The house was eerily silent. I didn’t turn on the lights. I could see well enough by ambient light—a gift from my father.Thanks, Dad.Gibby’s toenails clicked on the hardwood floors. The heat was stifling with the windows closed; candles were melting and dripping wax in a slow tapping on the wood floors. I crossed the parlor in the dark and sat on the sofa.
I watched Gibby. I wondered if he would smell what he had at the Sumner house—if he’d sense blood.

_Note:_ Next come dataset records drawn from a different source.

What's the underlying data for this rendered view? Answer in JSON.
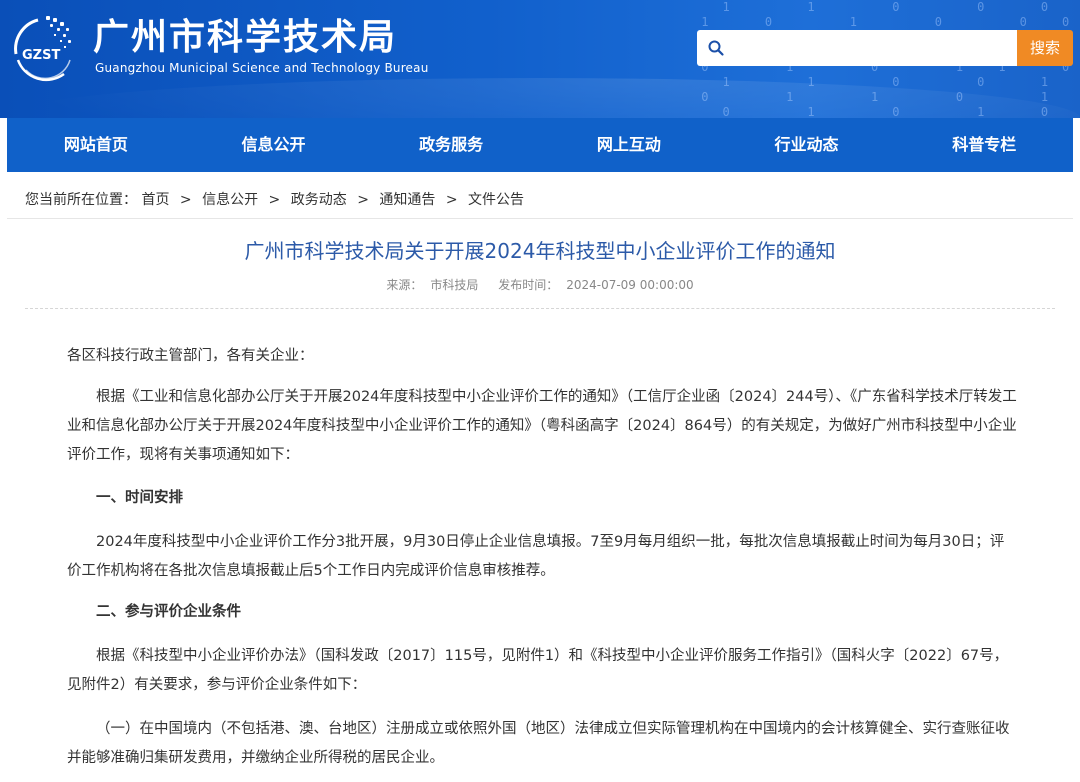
{
  "header": {
    "title": "广州市科学技术局",
    "subtitle": "Guangzhou Municipal Science and Technology Bureau",
    "logo_text": "GZST",
    "search_placeholder": "",
    "search_button": "搜索"
  },
  "nav": {
    "items": [
      "网站首页",
      "信息公开",
      "政务服务",
      "网上互动",
      "行业动态",
      "科普专栏"
    ]
  },
  "breadcrumb": {
    "prefix": "您当前所在位置：",
    "items": [
      "首页",
      "信息公开",
      "政务动态",
      "通知通告",
      "文件公告"
    ],
    "separator": ">"
  },
  "article": {
    "title": "广州市科学技术局关于开展2024年科技型中小企业评价工作的通知",
    "source_label": "来源：",
    "source": "市科技局",
    "date_label": "发布时间：",
    "date": "2024-07-09 00:00:00",
    "paragraphs": [
      "各区科技行政主管部门，各有关企业：",
      "根据《工业和信息化部办公厅关于开展2024年度科技型中小企业评价工作的通知》（工信厅企业函〔2024〕244号）、《广东省科学技术厅转发工业和信息化部办公厅关于开展2024年度科技型中小企业评价工作的通知》（粤科函高字〔2024〕864号）的有关规定，为做好广州市科技型中小企业评价工作，现将有关事项通知如下：",
      "一、时间安排",
      "2024年度科技型中小企业评价工作分3批开展，9月30日停止企业信息填报。7至9月每月组织一批，每批次信息填报截止时间为每月30日；评价工作机构将在各批次信息填报截止后5个工作日内完成评价信息审核推荐。",
      "二、参与评价企业条件",
      "根据《科技型中小企业评价办法》（国科发政〔2017〕115号，见附件1）和《科技型中小企业评价服务工作指引》（国科火字〔2022〕67号，见附件2）有关要求，参与评价企业条件如下：",
      "（一）在中国境内（不包括港、澳、台地区）注册成立或依照外国（地区）法律成立但实际管理机构在中国境内的会计核算健全、实行查账征收并能够准确归集研发费用，并缴纳企业所得税的居民企业。"
    ]
  },
  "colors": {
    "banner": "#1160cc",
    "nav": "#1061c9",
    "search_button": "#f08a24",
    "title": "#2c5aa8"
  }
}
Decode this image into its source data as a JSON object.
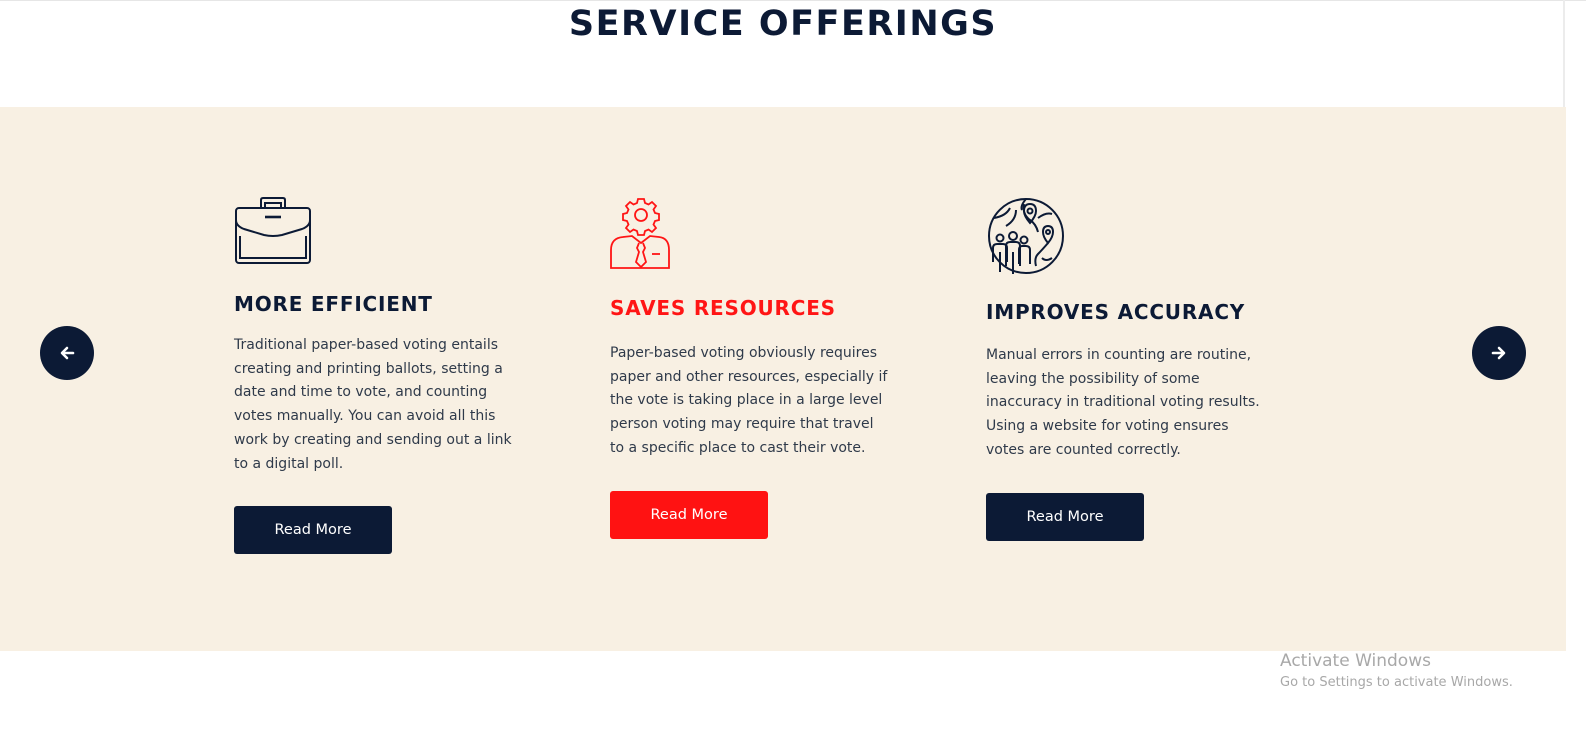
{
  "section": {
    "title": "SERVICE OFFERINGS"
  },
  "carousel": {
    "prev_icon": "arrow-left-icon",
    "next_icon": "arrow-right-icon"
  },
  "cards": [
    {
      "icon": "briefcase-icon",
      "title": "MORE EFFICIENT",
      "text": "Traditional paper-based voting entails creating and printing ballots, setting a date and time to vote, and counting votes manually. You can avoid all this work by creating and sending out a link to a digital poll.",
      "button": "Read More"
    },
    {
      "icon": "person-gear-icon",
      "title": "SAVES RESOURCES",
      "text": "Paper-based voting obviously requires paper and other resources, especially if the vote is taking place in a large level person voting may require that travel to a specific place to cast their vote.",
      "button": "Read More"
    },
    {
      "icon": "globe-people-location-icon",
      "title": "IMPROVES ACCURACY",
      "text": "Manual errors in counting are routine, leaving the possibility of some inaccuracy in traditional voting results. Using a website for voting ensures votes are counted correctly.",
      "button": "Read More"
    }
  ],
  "colors": {
    "navy": "#0c1a35",
    "accent_red": "#ff1212",
    "band_background": "#f8f0e3"
  },
  "watermark": {
    "title": "Activate Windows",
    "subtitle": "Go to Settings to activate Windows."
  }
}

Instead of pacing agitatedly, he gently sniffed the piano bench and the doorway to the kitchen, then came to sit on the floor beside me.
“You’ve seen some shit, huh?” I asked him, rubbing his ears.
He whined softly.
“I hope Viv is still alive. I hope it wasn’t her you smelled in the basement.”
He didn’t comment, just rested his head between his paws. I hated traumatizing him. I had very little idea of his background. He knew death. Part of me wondered if he could be trained as a cadaver dog, but he didn’t have the right personality. Police dogs were biddable, calm, and took orders well. Gibby was none of those things.
But he was mine, and I loved him. I stroked his back.
I stared at the deck of tarot cards on the coffee table. I didn’t have the first idea of how to read them, and I didn’t touch them. Beside the cards was a mirror with an ornate, tarnished handle.
I turned it over, expecting to see my reflection in it, but the glass was completely black. My silhouette was just a blacker patch of night on it as moonlight flooded in from the window at my back. The moon was a coin-sized blob in the mirror behind me.